Brinker disagrees with me, and I have ALSO made that clear. He sells his opinions. He's been wrong before when I've been right on the same subject.
Also, I have allowed all comments to the contrary to be posted, so readers can draw their own conclusions.
I think that Jim offered the best comments on the subject, so far.
Jeffan said:
"I do; however, think you are doing a disservice with your statement that Vanguard Junk is less risky than DoubleLine Total Return. The numbers just don't support it.
I cannot say which fund is more risky, but here's some numbers. Yahoo Finance shows as of Jan. 30 2013 Doubleline had 23% of the fund in junk bonds rated below B. However Vanguard High Yield (total junk) had only 12% of its fund in below B bonds. Any bonds below B are considered speculative and run significant risk of default.
If we talk in terms of just junk bonds, it appears Mr. Gundlach has an appetite for riskier junk bonds than Vanguard. I stand by my original statement that both funds carry above average risk. I will let others decide which fund is riskier.
"If we talk in terms of just junk bonds, it appears Mr. Gundlach has an appetite for riskier junk bonds than Vanguard. I stand by my original statement that both funds carry above average risk. I will let others decide which fund is riskier."
So Gundlach has a few more lower rated junk bonds than Vanguard. What's the weighted credit rating for the entire portfolio for both funds Jim?
I don't have time to look it up right now but you will find that obviously the junk bond total portfolio is much risker than DoubleLine.
Jeffan
Jeffan wrote:
"So Gundlach has a few more lower rated junk bonds than Vanguard. What's the weighted credit rating for the entire portfolio for both funds Jim?
I don't have time to look it up right now but you will find that obviously the junk bond total portfolio is much risker than DoubleLine."

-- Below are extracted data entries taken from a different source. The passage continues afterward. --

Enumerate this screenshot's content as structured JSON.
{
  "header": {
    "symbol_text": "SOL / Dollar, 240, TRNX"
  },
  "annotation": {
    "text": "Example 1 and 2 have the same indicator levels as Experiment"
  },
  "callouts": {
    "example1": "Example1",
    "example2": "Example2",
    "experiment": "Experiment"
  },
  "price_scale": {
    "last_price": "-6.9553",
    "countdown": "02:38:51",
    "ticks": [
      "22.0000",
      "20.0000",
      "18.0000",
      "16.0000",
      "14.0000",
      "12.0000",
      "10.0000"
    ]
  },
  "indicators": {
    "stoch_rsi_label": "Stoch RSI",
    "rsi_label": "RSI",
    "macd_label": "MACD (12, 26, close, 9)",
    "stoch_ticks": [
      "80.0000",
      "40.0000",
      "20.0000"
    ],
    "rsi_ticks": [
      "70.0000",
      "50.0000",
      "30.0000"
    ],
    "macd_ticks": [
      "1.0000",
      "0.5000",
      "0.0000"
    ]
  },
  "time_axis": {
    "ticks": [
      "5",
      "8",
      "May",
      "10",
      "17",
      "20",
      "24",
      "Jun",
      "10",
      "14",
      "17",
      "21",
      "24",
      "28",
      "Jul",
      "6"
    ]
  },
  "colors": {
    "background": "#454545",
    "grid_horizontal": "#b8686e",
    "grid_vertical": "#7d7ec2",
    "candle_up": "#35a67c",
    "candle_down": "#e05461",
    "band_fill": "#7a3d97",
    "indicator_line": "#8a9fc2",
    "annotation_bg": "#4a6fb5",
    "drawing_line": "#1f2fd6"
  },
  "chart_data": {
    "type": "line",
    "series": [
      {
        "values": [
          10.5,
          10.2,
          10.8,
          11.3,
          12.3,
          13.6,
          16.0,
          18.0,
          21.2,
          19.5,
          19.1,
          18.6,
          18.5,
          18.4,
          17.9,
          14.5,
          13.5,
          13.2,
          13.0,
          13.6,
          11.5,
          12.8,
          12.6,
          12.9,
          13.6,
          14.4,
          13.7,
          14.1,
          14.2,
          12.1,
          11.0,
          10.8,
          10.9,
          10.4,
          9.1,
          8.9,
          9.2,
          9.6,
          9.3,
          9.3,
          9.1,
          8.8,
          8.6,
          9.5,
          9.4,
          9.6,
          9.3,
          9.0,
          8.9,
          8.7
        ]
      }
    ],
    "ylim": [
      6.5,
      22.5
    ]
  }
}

Here's your answer Jeffan. The weighted credit rating for Doubleline is BB (junk status). The average credit rating for Vanguard is B. So Doubleline is one grade higher on average, but the ratings suggest we are basically comparing one junk fund to another. I know you insist Doubleline is not a junk fund, but the ratings suggest otherwise.
I suppose one could say that Vanguard is SLIGHTLY riskier, but not much riskier as you suggest.
Thanks so much for doing that research for us, Jim.
I guess one could say that if you sold Vanguard High Yield and bought Gundlachs' Double Line, you got almost the same risk and the privilege of paying three times as much for it.